All that requires older workers to retrain, young people to enroll in technical programs, engineering and finance at community colleges and universities, and cities like Hickory North Carolina and Reading Pennsylvania to attract new industries.
That simply hasn’t happened or at least not enough of it.
Once strong industrial communities in those states and others like Michigan and Wisconsin have been devastated by imports and permanent unemployment. Among men opiate addiction, suicides and mortality rates are rising and deep despair about the promise of America abounds.
In the primaries and general election counties heavily impacted by Chinese imports swung to Trump—right past establishment candidates Jeb Bush, Marco Rubio, other Republicans and ultimately Hillary Clinton who are big supporters of the World Trade Organization and other global institutions.
Lax enforcement permits China to frustrate American exports and flood our markets with products benefiting from high tariffs and regulatory preferences, subsidies and according to World Bank purchasing power parity estimates, a currency trading at half the value it would be worth without its plethora of restrictions on the free flow of goods and capital.
As anyone who has studied modern international economics—to be wonky, the Heckschire-Olin model of comparative advantage—knows, free trade will deliver its manifest benefits only if exports are about as much as imports and full employment is reasonably maintained.
The bilateral agreement with the United States that facilitated China’s entry into the WTO in 2001 was supposed to sweep away barriers to U.S. exports to the Middle Kingdom. Instead, our bilateral trade deficit with the Middle Kingdom has soared to $320 billion. Our problems with trade are replicated with other nations and bring our global trade gap to $500 billion.
Defenders of free trade tell us the benefits outweigh the costs, and we simply need to compensate the unemployed in Hickory, Reading and points west along the sorry path of degraded communities.
The numbers don’t add up.
In 2015, U.S. foreign sales totaled $2.3 trillion and that permitted Americans to buy a like amount of foreign goods and services.
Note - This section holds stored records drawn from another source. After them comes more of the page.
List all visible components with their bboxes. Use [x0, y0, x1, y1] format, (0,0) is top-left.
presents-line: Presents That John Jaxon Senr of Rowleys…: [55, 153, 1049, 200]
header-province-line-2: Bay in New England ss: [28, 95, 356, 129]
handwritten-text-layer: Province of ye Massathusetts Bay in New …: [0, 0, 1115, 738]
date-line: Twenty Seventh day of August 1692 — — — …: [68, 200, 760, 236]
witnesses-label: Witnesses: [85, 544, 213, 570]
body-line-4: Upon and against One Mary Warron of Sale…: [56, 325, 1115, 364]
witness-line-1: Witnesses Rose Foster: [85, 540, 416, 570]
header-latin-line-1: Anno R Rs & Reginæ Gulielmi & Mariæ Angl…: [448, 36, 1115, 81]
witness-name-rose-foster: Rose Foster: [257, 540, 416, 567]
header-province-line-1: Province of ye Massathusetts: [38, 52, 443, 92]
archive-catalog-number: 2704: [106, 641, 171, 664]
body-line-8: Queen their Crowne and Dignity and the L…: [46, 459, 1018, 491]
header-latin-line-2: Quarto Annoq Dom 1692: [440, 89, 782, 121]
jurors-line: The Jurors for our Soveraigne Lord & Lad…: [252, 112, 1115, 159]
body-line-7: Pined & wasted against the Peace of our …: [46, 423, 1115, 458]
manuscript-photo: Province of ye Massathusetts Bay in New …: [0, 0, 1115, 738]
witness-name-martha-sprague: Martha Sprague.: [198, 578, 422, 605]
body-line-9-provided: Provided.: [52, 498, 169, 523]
Workers in export industries are about 10 percent more productive than workers in import competing industries, and the resulting specialization lifted U.S. GDP by about $240 billion.
However, American imports totaled about $2.8 trillion, and the global trade deficit destroyed 4 million jobs that were not replaced by exports. On net, lost demand for U.S.-made goods and services directly reduced GDP by $260 billion and at least another $130 billion if we count in lost spending by idled workers and shuttered businesses.
Along with the greater availability of government benefits—like Medicaid and food stamps for idle men and easier access to social security disability pensions—that is an important reason why about 7 million men between the ages of 25 and 54 are neither employed or looking for work.
Heavily impacted manufacturing supports directly and through supporting services the lion share of U.S. R&D—the wellspring of American innovation and productivity growth. Fixing the trade deficit would lift investments in intellectual property enough to raise economic growth, which has lagged along at about 2 percent recently, to 3 or 4 percent.
President-elect Trump will be well within his executive powers to impose a temporary 45 percent tariff on Chinese imports to leverage renegotiation and better enforcement of the U.S.-China bilateral agreement. However, announcing his agenda for the first 100 days he promised to nix the Trans Pacific Partnership—that agreement has not been submitted to Congress for approval, has no current effect on U.S. trade and requires no action at this time.
The folks that elected Trump want meaningful actions not symbolic gestures. If he expects to sustain their support—and to use the language of my progressive colleagues, deliver some economic justice—he should focus on what and who got him elected.
For Trump, fixing trade with China should be Job One.
Peter Morici served as Chief Economist at the U.S. International Trade Commission from 1993 to 1995. He is an economist and professor at the Smith School of Business, University of Maryland.